Otto als Kavallerist! (In Vendy ließ er sich in der Uniform eines Trainsoldaten abnehmen.)
Endlich kam die Zeit der Ablösung. So sehr sich Otto ins Frontleben gesehnt hatte, so sehr war ihm doch das Wort „Ablösung“ willkommen. Mit dem Gedanken und der Befriedigung seine Pflicht voll und ganz erfüllt zu haben, war ihm nach schwerer/harter Arbeit einige Tage der Ruhe sehr angenehm.
Vendy sollte der Ort der Ruhe sein. Derselbe lag sehr schön Champagnegelände. In der Niederung floß die Aisne und nicht weit entfernt der Aisne-Marne-Kanal.
Wie es allen San. Komp. im Westen zukam in den Orten Ordnung und Sauberkeit zu schaffen, so mußte auch in dieser Hinsicht die San. Komp. Nr. 22 ihre Pflicht erfüllen. Alle Gehöfte wurden von Schmutz gereinigt und zu Quartieren vorgerichtet. Bei Dienstfreiheit unternahm Otto mit verschiedenen Kameraden Ausflüge nach der nahen Umgebung.
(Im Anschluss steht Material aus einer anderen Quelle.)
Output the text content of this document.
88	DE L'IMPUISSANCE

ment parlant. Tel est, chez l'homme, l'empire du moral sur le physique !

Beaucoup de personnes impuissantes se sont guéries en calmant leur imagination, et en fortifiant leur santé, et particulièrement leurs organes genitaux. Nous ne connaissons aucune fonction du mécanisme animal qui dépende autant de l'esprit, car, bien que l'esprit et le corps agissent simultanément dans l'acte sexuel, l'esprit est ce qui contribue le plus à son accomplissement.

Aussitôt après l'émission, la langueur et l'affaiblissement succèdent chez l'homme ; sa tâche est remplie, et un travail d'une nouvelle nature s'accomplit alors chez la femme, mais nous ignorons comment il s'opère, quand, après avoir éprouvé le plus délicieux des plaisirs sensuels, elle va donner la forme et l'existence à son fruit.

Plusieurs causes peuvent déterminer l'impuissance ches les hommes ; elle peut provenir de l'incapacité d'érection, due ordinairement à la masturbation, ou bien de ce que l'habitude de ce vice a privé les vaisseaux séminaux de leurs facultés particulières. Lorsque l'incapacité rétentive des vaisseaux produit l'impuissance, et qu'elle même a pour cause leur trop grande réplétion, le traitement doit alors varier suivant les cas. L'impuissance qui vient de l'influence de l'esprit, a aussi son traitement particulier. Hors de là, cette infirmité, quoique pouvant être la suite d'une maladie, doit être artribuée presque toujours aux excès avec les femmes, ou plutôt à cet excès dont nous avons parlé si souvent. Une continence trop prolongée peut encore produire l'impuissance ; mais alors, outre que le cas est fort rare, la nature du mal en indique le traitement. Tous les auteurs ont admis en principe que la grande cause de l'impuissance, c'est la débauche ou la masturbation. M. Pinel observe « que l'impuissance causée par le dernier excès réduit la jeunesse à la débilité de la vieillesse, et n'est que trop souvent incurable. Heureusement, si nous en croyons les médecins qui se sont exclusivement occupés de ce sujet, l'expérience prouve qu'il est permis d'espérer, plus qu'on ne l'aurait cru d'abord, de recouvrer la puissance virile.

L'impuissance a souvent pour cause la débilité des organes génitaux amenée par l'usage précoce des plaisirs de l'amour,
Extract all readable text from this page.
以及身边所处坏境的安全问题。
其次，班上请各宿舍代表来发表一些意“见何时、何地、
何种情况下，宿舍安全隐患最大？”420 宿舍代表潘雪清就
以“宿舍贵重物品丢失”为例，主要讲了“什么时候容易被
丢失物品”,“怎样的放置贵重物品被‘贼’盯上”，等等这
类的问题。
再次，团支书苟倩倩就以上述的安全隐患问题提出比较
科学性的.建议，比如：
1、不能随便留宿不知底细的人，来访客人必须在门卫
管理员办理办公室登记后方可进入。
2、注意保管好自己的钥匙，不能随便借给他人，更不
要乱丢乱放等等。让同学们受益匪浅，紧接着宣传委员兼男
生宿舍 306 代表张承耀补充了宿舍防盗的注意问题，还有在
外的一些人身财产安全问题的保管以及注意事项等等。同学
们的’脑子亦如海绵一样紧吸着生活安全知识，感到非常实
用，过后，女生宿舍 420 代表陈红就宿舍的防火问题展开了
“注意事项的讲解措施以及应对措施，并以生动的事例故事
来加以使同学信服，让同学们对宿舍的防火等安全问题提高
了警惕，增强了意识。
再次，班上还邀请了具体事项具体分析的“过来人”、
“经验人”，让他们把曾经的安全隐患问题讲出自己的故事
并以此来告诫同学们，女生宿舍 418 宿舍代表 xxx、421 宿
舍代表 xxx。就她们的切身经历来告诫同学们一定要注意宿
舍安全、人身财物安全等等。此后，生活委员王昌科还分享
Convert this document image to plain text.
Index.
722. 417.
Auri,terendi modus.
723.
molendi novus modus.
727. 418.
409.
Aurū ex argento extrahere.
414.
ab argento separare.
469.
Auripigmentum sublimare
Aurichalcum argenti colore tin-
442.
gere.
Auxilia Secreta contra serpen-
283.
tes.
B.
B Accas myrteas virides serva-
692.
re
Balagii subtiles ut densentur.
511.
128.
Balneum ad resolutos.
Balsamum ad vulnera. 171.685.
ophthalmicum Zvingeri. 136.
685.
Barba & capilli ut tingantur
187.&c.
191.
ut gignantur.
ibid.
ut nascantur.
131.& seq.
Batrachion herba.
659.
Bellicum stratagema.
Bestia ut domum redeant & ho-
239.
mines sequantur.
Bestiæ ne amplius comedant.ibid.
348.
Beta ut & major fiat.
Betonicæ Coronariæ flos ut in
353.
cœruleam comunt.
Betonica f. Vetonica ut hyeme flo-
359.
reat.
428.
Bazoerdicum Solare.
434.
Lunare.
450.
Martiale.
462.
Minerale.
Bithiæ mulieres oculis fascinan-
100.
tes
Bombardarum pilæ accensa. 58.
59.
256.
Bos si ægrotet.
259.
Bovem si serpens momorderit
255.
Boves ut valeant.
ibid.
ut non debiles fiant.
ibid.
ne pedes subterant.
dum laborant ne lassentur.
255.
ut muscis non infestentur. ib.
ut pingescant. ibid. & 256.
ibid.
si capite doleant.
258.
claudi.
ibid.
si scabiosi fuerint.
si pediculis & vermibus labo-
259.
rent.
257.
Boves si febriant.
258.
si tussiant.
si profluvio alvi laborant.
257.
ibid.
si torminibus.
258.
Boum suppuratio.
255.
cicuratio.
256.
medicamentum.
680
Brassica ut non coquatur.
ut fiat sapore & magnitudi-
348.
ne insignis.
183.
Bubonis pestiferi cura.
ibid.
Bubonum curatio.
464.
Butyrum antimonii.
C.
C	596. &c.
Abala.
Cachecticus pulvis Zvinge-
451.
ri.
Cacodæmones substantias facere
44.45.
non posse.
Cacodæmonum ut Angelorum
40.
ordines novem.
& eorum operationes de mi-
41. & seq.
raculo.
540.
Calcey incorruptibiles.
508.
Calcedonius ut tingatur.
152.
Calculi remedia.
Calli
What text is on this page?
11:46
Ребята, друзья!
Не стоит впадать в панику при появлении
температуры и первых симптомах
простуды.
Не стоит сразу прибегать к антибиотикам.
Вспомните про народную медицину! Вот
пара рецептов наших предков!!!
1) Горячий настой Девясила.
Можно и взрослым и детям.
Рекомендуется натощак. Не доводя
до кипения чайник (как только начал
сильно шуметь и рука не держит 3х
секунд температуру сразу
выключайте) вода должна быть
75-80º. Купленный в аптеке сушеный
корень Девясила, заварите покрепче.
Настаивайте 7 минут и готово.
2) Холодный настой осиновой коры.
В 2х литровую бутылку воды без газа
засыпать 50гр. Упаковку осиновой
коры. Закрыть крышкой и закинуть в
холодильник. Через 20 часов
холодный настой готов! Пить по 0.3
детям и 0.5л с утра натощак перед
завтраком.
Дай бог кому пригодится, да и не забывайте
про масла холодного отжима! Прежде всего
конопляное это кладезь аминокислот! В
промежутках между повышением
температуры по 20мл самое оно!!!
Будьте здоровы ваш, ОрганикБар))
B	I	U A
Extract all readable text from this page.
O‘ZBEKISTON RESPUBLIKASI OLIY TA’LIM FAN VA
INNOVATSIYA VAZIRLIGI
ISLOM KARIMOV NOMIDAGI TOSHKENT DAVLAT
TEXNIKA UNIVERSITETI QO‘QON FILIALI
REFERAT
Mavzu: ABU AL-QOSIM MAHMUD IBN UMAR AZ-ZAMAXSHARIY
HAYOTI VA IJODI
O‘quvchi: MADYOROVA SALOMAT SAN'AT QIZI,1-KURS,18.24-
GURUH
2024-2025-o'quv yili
Am 22. April kam von Ottos Vater ein Brief in dem ihm berichtet wurde, daß an den Komp. Führer ein Brief unterwegs sei der um Urlaub zur Feldbestellung antrage. „Ach wenn es nur genehmigt würde! hoffte Otto immer. Am 26. April, es war gerade gegen Mittag, wurde Otto ins Komp. Geschäftszimmer gerufen und ihm bekannt gegeben, daß er auf Urlaub müsse. Dieses „Muß“ ließ sich Otto gefallen. Er mußte sich auf die Zunge beißen um nicht vor Freude laut aufschreien zu müssen.
Am 27.4. abends 10h dampfte er vom Bahnhof Fryzi ab. Ab nach der Heimat! 14 Tage Urlaub schienen ihm solange als könnten sie gar nicht wieder vergehen. Über Charleville-Sedan-Metz-Frankfurt-Bebra-Leipzig dann Pegau. Endlich wieder nach 6 Monaten daheim. Es war eine Freude wieder bei Muttern zu sein. Viel gab es zu erzählen. Doch hatte Otto auch andre Pflichten. Das Verhältnis mit seiner Marie war zu innig gewesen und hatte Folgen gezeitigt. Er war es seiner und Maries Ehre schuldig, dem Gewäsch der Weiber die Spitze zu brechen und vorläufig die Verlobung bekannt zu geben. Beide hatten sich trotz des Zwischenfalls noch genau wie vorher lieb, und wünschten sich einen Jungen als Sprößling.- So war Ottos Programm eigentlich nicht gewesen, doch er mußte sich auch hierein fügen! – - –
Max, Ottos Bruder war im September 14 vor Vitry-le-France verwundet worden – Kopf- und Fingerschuß. Er war, da ihm jetzt ein halber Finger fehlte nicht wieder an die Front gekommen. Beim Landst. in Leipzig mußte er Posten als Bahnsicherung stehen. Paul war in Döbeln auch beim Militär.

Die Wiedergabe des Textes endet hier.